India’s plans to be a world-class computing power are taking shape as the nation’s government lays out its strategy to build a vast supercomputing grid, comprised of more than 70 high-performance computing facilities. The project is expected to take seven years and comes with a price tag of $730 million (Rs. 4,500-crore). It calls for at least three petascale machines about 40-times faster than the country’s current record-holder, which puts the estimated output in the 25-30 petaflops range.
As reported in Hindustan Times, India’s finance ministry panel authorized the National Supercomputing Mission, which is being jointly managed by the department of science and technology and the department of electronics and information technology. However, the project still has to clear the Indian cabinet before becoming official policy.
Professor Rajat Moona, director general of the prestigious Centre for Development of Advanced Computing (C-DAC), characterized the mission as “the first step in our desire to have a supercomputer machine in the top 20 list.” He also spoke of the transformative impact it would have on research quality and quantity by facilitating the training of Indian scientists and the development of “home-grown applications” in medicine, agriculture and technology.
The seven-year mission will take place in two phases: the first three years will see the construction of 73 networked systems at research and education sites across the country. In the remaining four years, the focus will be on application development to make the most of this investment.
Key to the mission is raising India’s ranking as a supercomputing power. As such, the first machines built will be petascale supercomputers, the nation’s first, “boost[ing] high-performance computing for India several fold,” according to K VijayRaghavan, secretary, science and technology department.
This is not India’s first attempt at supercomputing glory. In 2007, the Eka supercomputer was the fourth fastest supercomputer in the world and the fastest in Asia. Presently, India has nine systems on the TOP500 list, two in the top 100.
India’s current top number-cruncher, the Indian Institute of Tropical Meteorology’s iDataPlex, has a benchmarked performance of 719 teraflops, sufficient for a 52 ranking on the TOP500 list. The 388-teraflops (LINPACK) PARAM Yuva – II is the country’s second fastest. Unveiled by C-DAC in early 2013, the machine holds the 100th spot on the latest TOP500 list.

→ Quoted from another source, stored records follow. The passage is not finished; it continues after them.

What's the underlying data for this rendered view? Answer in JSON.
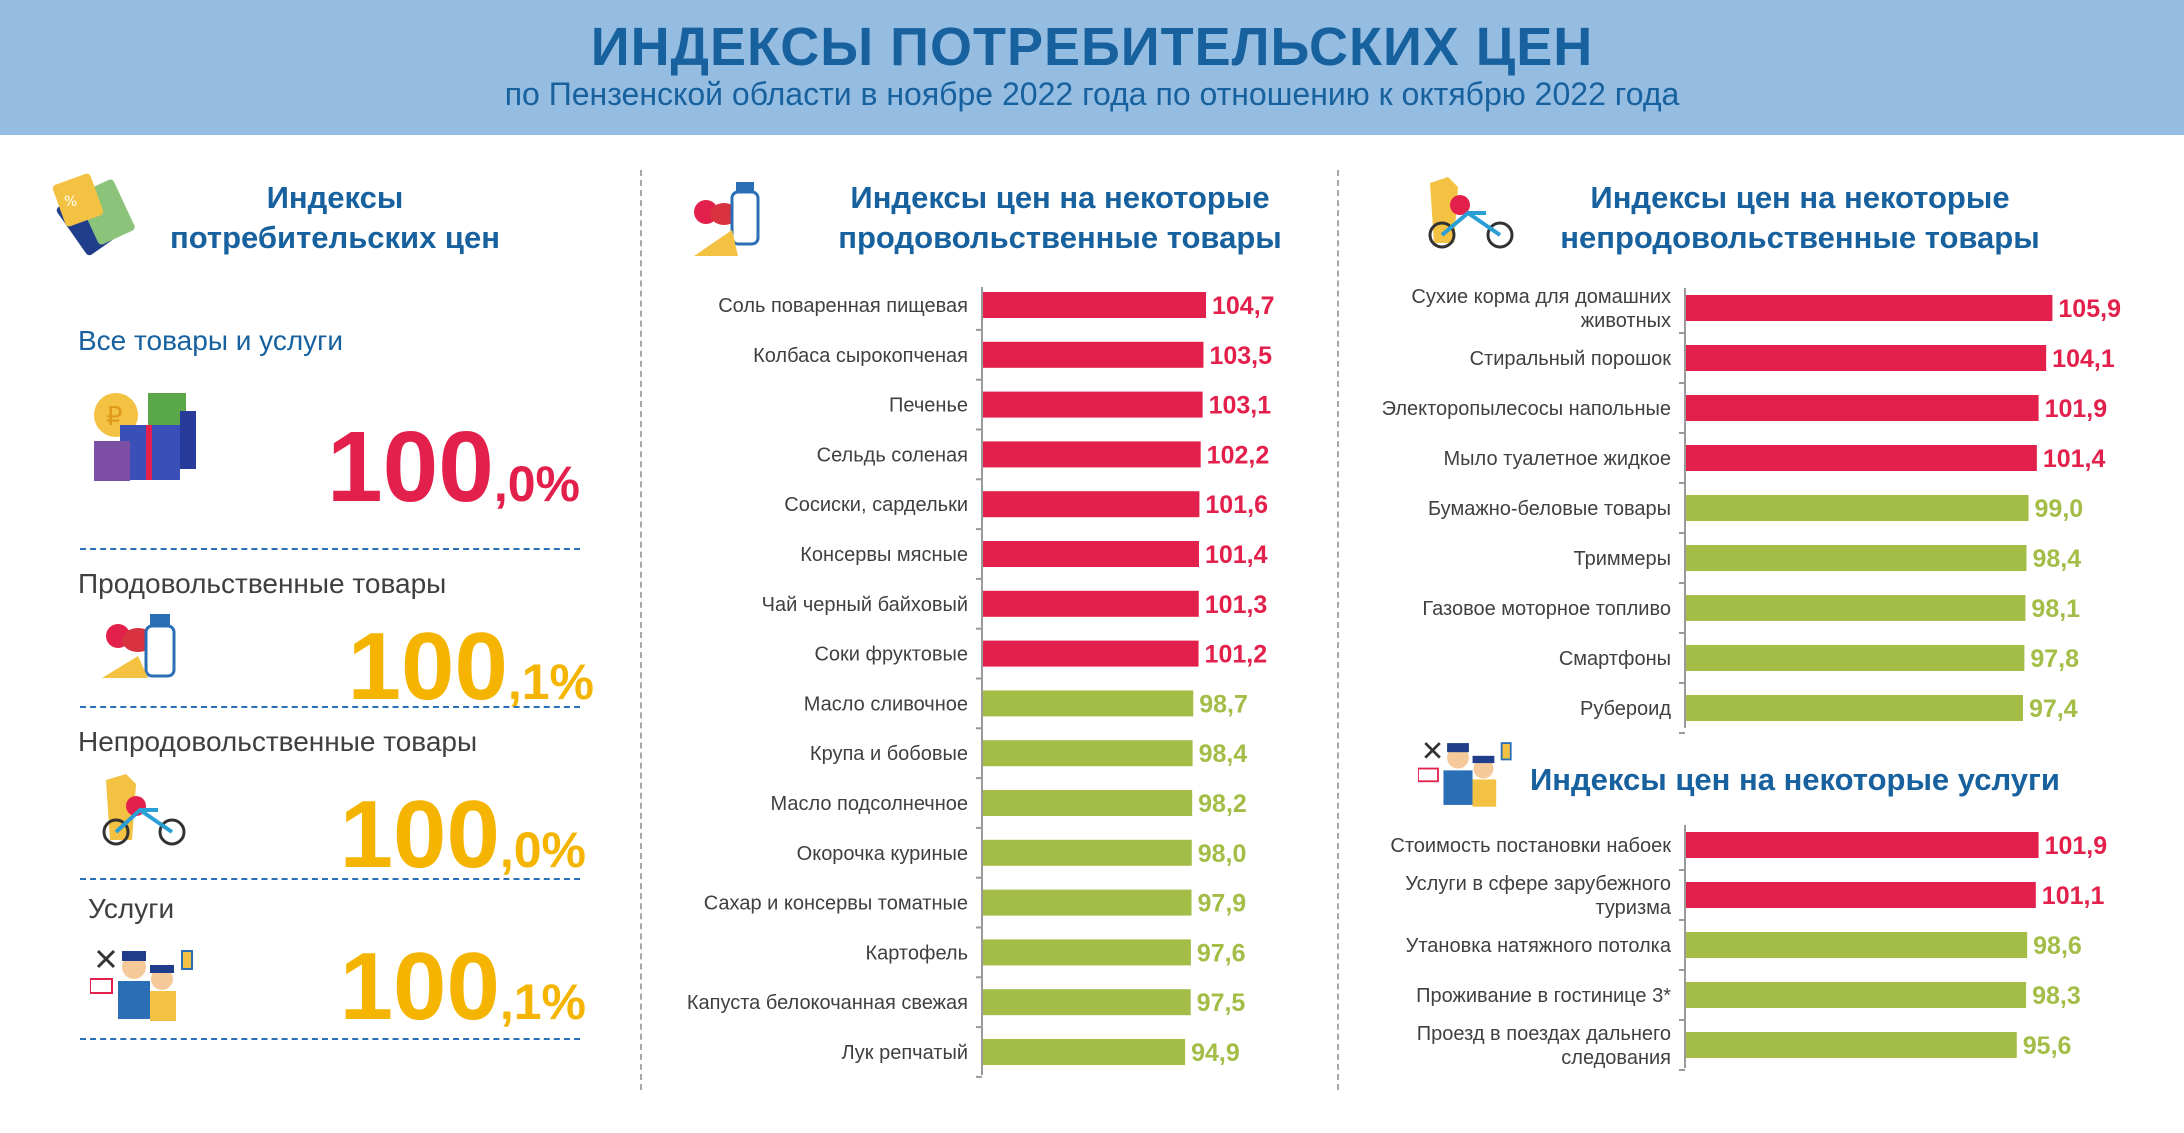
{
  "header": {
    "title": "ИНДЕКСЫ ПОТРЕБИТЕЛЬСКИХ ЦЕН",
    "subtitle": "по Пензенской области в ноябре 2022 года по отношению к октябрю 2022 года"
  },
  "colors": {
    "above_100": "#e3204b",
    "below_100": "#a3bd47",
    "accent": "#17619e",
    "highlight": "#f4b400"
  },
  "left": {
    "title_line1": "Индексы",
    "title_line2": "потребительских  цен",
    "items": [
      {
        "label": "Все товары и услуги",
        "int": "100",
        "frac": ",0%",
        "icon": "gift-boxes-icon"
      },
      {
        "label": "Продовольственные  товары",
        "int": "100",
        "frac": ",1%",
        "icon": "groceries-icon"
      },
      {
        "label": "Непродовольственные  товары",
        "int": "100",
        "frac": ",0%",
        "icon": "clothes-bicycle-icon"
      },
      {
        "label": "Услуги",
        "int": "100",
        "frac": ",1%",
        "icon": "services-people-icon"
      }
    ]
  },
  "food": {
    "title_line1": "Индексы цен на некоторые",
    "title_line2": "продовольственные товары"
  },
  "nonfood": {
    "title_line1": "Индексы цен на некоторые",
    "title_line2": "непродовольственные  товары"
  },
  "services": {
    "title": "Индексы цен на некоторые услуги"
  },
  "chart_data": [
    {
      "type": "bar",
      "orientation": "horizontal",
      "title": "Индексы цен на некоторые продовольственные товары",
      "categories": [
        "Соль поваренная  пищевая",
        "Колбаса сырокопченая",
        "Печенье",
        "Сельдь соленая",
        "Сосиски,  сардельки",
        "Консервы  мясные",
        "Чай черный  байховый",
        "Соки фруктовые",
        "Масло сливочное",
        "Крупа  и бобовые",
        "Масло подсолнечное",
        "Окорочка куриные",
        "Сахар  и консервы  томатные",
        "Картофель",
        "Капуста белокочанная  свежая",
        "Лук репчатый"
      ],
      "values": [
        104.7,
        103.5,
        103.1,
        102.2,
        101.6,
        101.4,
        101.3,
        101.2,
        98.7,
        98.4,
        98.2,
        98.0,
        97.9,
        97.6,
        97.5,
        94.9
      ],
      "value_labels": [
        "104,7",
        "103,5",
        "103,1",
        "102,2",
        "101,6",
        "101,4",
        "101,3",
        "101,2",
        "98,7",
        "98,4",
        "98,2",
        "98,0",
        "97,9",
        "97,6",
        "97,5",
        "94,9"
      ]
    },
    {
      "type": "bar",
      "orientation": "horizontal",
      "title": "Индексы цен на некоторые непродовольственные  товары",
      "categories": [
        [
          "Сухие корма для домашних",
          "животных"
        ],
        "Стиральный порошок",
        "Электоропылесосы напольные",
        "Мыло туалетное жидкое",
        "Бумажно-беловые товары",
        "Триммеры",
        "Газовое моторное топливо",
        "Смартфоны",
        "Рубероид"
      ],
      "values": [
        105.9,
        104.1,
        101.9,
        101.4,
        99.0,
        98.4,
        98.1,
        97.8,
        97.4
      ],
      "value_labels": [
        "105,9",
        "104,1",
        "101,9",
        "101,4",
        "99,0",
        "98,4",
        "98,1",
        "97,8",
        "97,4"
      ]
    },
    {
      "type": "bar",
      "orientation": "horizontal",
      "title": "Индексы цен на некоторые услуги",
      "categories": [
        "Стоимость постановки набоек",
        [
          "Услуги в сфере зарубежного",
          "туризма"
        ],
        "Утановка натяжного потолка",
        "Проживание  в гостинице 3*",
        [
          "Проезд в поездах дальнего",
          "следования"
        ]
      ],
      "values": [
        101.9,
        101.1,
        98.6,
        98.3,
        95.6
      ],
      "value_labels": [
        "101,9",
        "101,1",
        "98,6",
        "98,3",
        "95,6"
      ]
    }
  ]
}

India would like to be competitive with the United States, the European Union, China and Japan when it comes to supercomputing prowess, but while those powers are jockeying to reach exascale, India is looking at fielding petascale machines in the same timeframe. However, there is a lot to be said for an approach that puts usability before rankings. The developing nation will surely find more value in a networked grid of high-performance computers than a monolithic stunt machine.